At first listen, and maybe the second and third too, you might think that all tracks on the album are just the same melodic motive repeated with some noise thrown in at random. Some might reject this music as inaccessible. Well, it is not - it just takes time and it is rewarding. If the band´s music were seen upon like that, they would not have an impressive 28 years’ presence in the Black Metal related music scene, releasing 17 full length albums and participating in other projects.

Just dive into the next track, ”Into The Woods”, where you will be met by elongated riffs and echoing clean vocals in the depths of the mighty disturbing sound. It is engaging and a reminder that not everything always has to be comfortable - discomfort can be inspirational. The sonics hold back a bit before being thrown forward. A dystopic section is opened up before the drums take over and drive it further with high velocity.

”Neptune’s Eye” continues the downward dizzying spiraling - the depth is not reached yet. There is a repetitive musical theme that flattens out with an abundance of guitars while a solo guitar is fighting for attention from within the mighty wall of sound. The vocals are snapping, growling and snarling. When you thought it could not get any darker, the track ”That Cannot Be Dreamed” comes along with long spats of heavy guitars with vocalizing deep down in the agony of trepidation.

”Keziah Mason” is a homage to the witch who studied the secrets of inter-dimensional travel. The homage comes in the form of guitars celebrating themselves as they are lifted over the bass-laden sonics with drums driving it forward. The glissando impact, the music purveys, drags you through the scariest visuals of Stranger Things. The vocals are more prominent, but not how we generally are used to, it is a sort of vocalizing. Rays of darkness are beamed into the opaque sound while a high-pitched guitar fights its way to the front only to be devoured by dense dissonant guitar sounds. The end is an elongated crash that leaves behind a choir to finish the desolate music

The album closes with ”The Apotheosis Of The Unnamable” with heavy machinery at work and vocals screaming as the waving sonics progress. It is muted by a dark roar by the gearwheels fighting each other and dark smoke is seeping out before a repetitive high-pitched guitar shows up while the drums are trying to find their way back into the sonics. It gets more violent, darker, scarier and ends by pumping out the rest of the air that was left somewhere within the song.

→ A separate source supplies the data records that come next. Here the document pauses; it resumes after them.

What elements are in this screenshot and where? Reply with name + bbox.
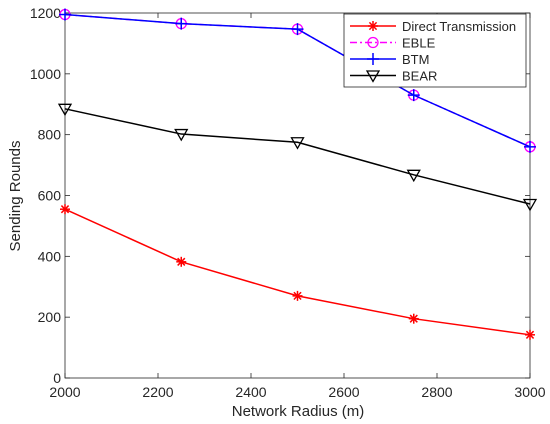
legend-marker	[365, 70, 381, 83]
legend-label: BTM	[402, 52, 429, 67]
data-point	[291, 23, 304, 36]
data-point	[60, 204, 70, 215]
legend-item: BTM	[350, 52, 429, 67]
series-direct-transmission	[60, 204, 535, 340]
legend-item: EBLE	[350, 36, 436, 51]
legend-label: EBLE	[402, 36, 436, 51]
x-tick-label: 2200	[142, 384, 173, 400]
data-point	[408, 313, 419, 324]
data-point	[522, 198, 538, 212]
series-layer	[57, 8, 538, 340]
legend-item: BEAR	[350, 69, 437, 84]
data-point	[407, 89, 420, 102]
y-tick-label: 400	[38, 248, 62, 264]
legend-label: Direct Transmission	[402, 19, 516, 34]
data-point	[175, 17, 188, 30]
legend-label: BEAR	[402, 69, 437, 84]
x-axis-ticks: 2000 2200 2400 2600 2800 3000	[49, 13, 546, 400]
data-point	[57, 103, 73, 117]
y-axis-label: Sending Rounds	[7, 141, 24, 252]
data-point	[292, 290, 303, 301]
data-point	[174, 128, 189, 142]
y-tick-label: 1200	[30, 5, 61, 21]
x-tick-label: 2400	[235, 384, 266, 400]
legend-marker	[367, 53, 379, 65]
y-tick-label: 200	[38, 309, 62, 325]
legend-marker	[368, 21, 378, 31]
data-point	[406, 169, 421, 183]
x-tick-label: 2000	[49, 384, 80, 400]
x-tick-label: 2600	[328, 384, 359, 400]
y-axis-ticks: 0 200 400 600 800 1000 1200	[30, 5, 530, 386]
series-btm	[59, 8, 536, 153]
series-bear	[57, 103, 538, 212]
data-point	[290, 137, 305, 150]
legend-item: Direct Transmission	[350, 19, 516, 34]
series-line	[64, 108, 531, 205]
y-tick-label: 0	[53, 370, 61, 386]
y-tick-label: 1000	[30, 66, 61, 82]
y-tick-label: 600	[38, 188, 62, 204]
x-axis-label: Network Radius (m)	[232, 403, 365, 420]
legend-marker	[367, 36, 379, 49]
data-point	[176, 256, 187, 267]
data-point	[59, 8, 71, 21]
x-tick-label: 2800	[421, 384, 452, 400]
data-point	[525, 329, 535, 340]
data-point	[524, 140, 536, 153]
y-tick-label: 800	[38, 127, 62, 143]
x-tick-label: 3000	[514, 384, 545, 400]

How to sum up an album like this? We will do it by a few excerpts from Lovecraft himself, lifted from the short story The Music of Erich Zann: “Thereafter I heard Zann every night, and although he kept me awake, I was haunted by the weirdness of his music. Knowing little of the art myself, I was yet certain that none of his harmonies had any relation to music I had heard before; and concluded that he was a composer of highly original genius. (…) The playing grew fantastic, delirious, and hysterical, yet kept to the last the qualities of supreme genius which I knew this strange old man possessed.”